L’Amérique de Thomas Jefferson, l’Afrique du Sud de Mandela, La France de de Gaulle, la Côte d’Ivoire d’Houphouët-Boigny ont ce point commun : l’indépendance et la libération ne sont pas un aboutissement, ce sont les débuts d’un long travail qui doit permettre d’inventer ou de réinventer une nation. Que se passe-t-il après Houphouët-Boigny ? Le rêve d’unité nationale va se briser contre le mur des réalités ethniques et géographiques, jusqu’à la semi-partition du pays.
Le vrai débat, en Côte d’Ivoire, concerne aujourd’hui encore, comme en 1960, l’unité nationale, car il existe dans les esprits de nombreuses fractures dont le symbole est le développement inégalitaire des territoires.

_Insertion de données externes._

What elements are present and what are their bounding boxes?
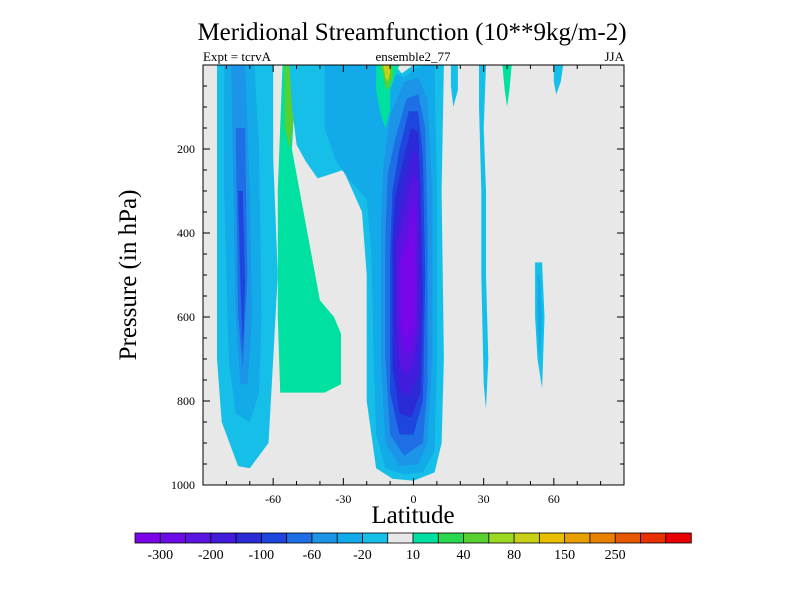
colorbar-swatch [260,532,288,544]
colorbar-label: 10 [406,548,420,563]
colorbar-swatch [412,532,439,544]
y-tick-label: 1000 [171,478,195,492]
x-tick-label: -60 [265,492,281,506]
northern-features-level--10-0 [450,65,458,107]
colorbar-label: 250 [605,548,626,563]
colorbar-label: 40 [457,548,471,563]
y-tick-label: 800 [177,394,195,408]
colorbar-swatch [614,532,642,544]
colorbar-swatch [159,532,187,544]
colorbar-label: -200 [198,548,224,563]
tropical-cell-level-80-12 [383,65,391,82]
chart-subtitle-left: Expt = tcrvA [203,49,272,64]
colorbar-label: 80 [507,548,521,563]
x-tick-label: 60 [548,492,560,506]
colorbar-swatch [589,532,616,544]
tropical-cell-level--300-9 [401,224,414,334]
colorbar-label: 150 [554,548,575,563]
chart-subtitle-right: JJA [604,49,624,64]
colorbar-label: -300 [147,548,173,563]
colorbar-label: -20 [353,548,372,563]
x-tick-label: 0 [411,492,417,506]
northern-features-level-10-5 [502,65,512,107]
y-tick-label: 400 [177,226,195,240]
colorbar-swatch [362,532,389,544]
x-axis: -60 -30 0 30 60 [202,65,625,506]
x-axis-label: Latitude [371,502,454,529]
colorbar-swatch [311,532,338,544]
y-axis: 200 400 600 800 1000 [171,64,624,492]
tropical-cell-level-10-10 [376,65,400,128]
polar-positive-band-level-10-0 [277,65,341,393]
colorbar-swatch [538,532,566,544]
x-tick-label: -30 [335,492,351,506]
southern-cell-level--80-4 [238,191,246,351]
x-tick-label: 30 [478,492,490,506]
colorbar-swatch [235,532,263,544]
colorbar-swatch [640,532,667,544]
colorbar-label: -100 [249,548,275,563]
colorbar-swatch [387,532,414,544]
northern-features-level--20-3 [537,275,543,359]
colorbar-swatch [488,532,515,544]
y-tick-label: 200 [177,142,195,156]
northern-features-level--10-4 [553,65,564,95]
colorbar-swatch [513,532,541,544]
chart-title: Meridional Streamfunction (10**9kg/m-2) [197,19,626,46]
colorbar-label: -60 [303,548,322,563]
contour-fill-layer [217,65,564,481]
colorbar-swatch [210,532,237,544]
y-tick-label: 600 [177,310,195,324]
colorbar-swatch [185,532,212,544]
colorbar-swatch [665,532,692,544]
colorbar-swatch [463,532,490,544]
northern-features-level--10-1 [479,65,489,410]
colorbar: -300 -200 -100 -60 -20 10 40 80 150 250 [134,532,692,563]
colorbar-swatch [134,532,161,544]
colorbar-swatch [286,532,313,544]
colorbar-swatch [437,532,465,544]
colorbar-swatch [336,532,364,544]
y-axis-label: Pressure (in hPa) [115,190,142,361]
colorbar-swatch [564,532,591,544]
chart-subtitle-center: ensemble2_77 [375,49,451,64]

Le danger est que le modèle ivoirien, imaginé et voulu par Houphouët-Boigny, se grippe. C’est ce qui s’est passé entre 1995 et 2011. Peu importe les responsabilités. On ne réécrit pas l’Histoire d’un point de vue moralisateur.

Aujourd’hui, le pays semble avoir retrouvé une certaine stabilité. Mais, la grogne sociale actuelle montre que l’équilibre est fragile. Les partis politiques au pouvoir sont discrédités. L’opposition n’est pas en mesure de proposer une alternative crédible. Les « noyaux durs » de chaque camp (Gbagbo ou rien, Ouattara ou rien, Bédié ou rien) occupent le terrain et saturent les réseaux sociaux. Aux législatives, surfant sur la vague du mécontentement, les candidats dissidents et/ou indépendants vont se multiplier. Les discours sur l’indépendance, convenus et ressassés, ne vont guère mobiliser les foules. Le débat sur la réforme de la constitution risque même si l’on n’y prend garde, de passer au-dessus de la tête des Ivoiriens qui semblent avoir d’autres préoccupations.

Pour être clair : le 7 Août 2016, les Ivoiriens n’attendent rien des discours convenus sur l’indépendance ou sur la réussite économique du pays. Certes, tous les voyants sont au vert. Et après ?

Le 7 Août 2016, il faudra dire autre chose.

Héritier d’un monde voué au chaos, acteur engagé dans une Afrique livrée à elle-même au lendemain des indépendances, nié dans son identité africaine, car il lui fallait servir le colonisateur, Houphouët-Boigny a su immédiatement, contrairement à de nombreux Chefs d’États africains de l’époque, construire un État-nation moderne.
Depuis son élection, Ouattara souhaite édifier une Côte d’Ivoire nouvelle et un Ivoirien nouveau, prolongeant ainsi le rêve d’Houphouët-Boigny qui voulait transcender, dans un État-nation moderne, la « Babel ivoirienne » composée de 60 ethnies ou tribus. Ce rêve, il faut le réinventer le 7 Août 2016, non pas comme idéologie ou comme abstraction, mais comme une réalité palpable. Ce rêve dont parlait Mandela du fond de sa prison et qui est de bâtir une nation doit avoir pour socle une croissance partagée et non pas des « voyants au vert ».

Christian Gambotti
Titre original : « A lire et à relire : Au-delà de la célébration de l’indépendance ».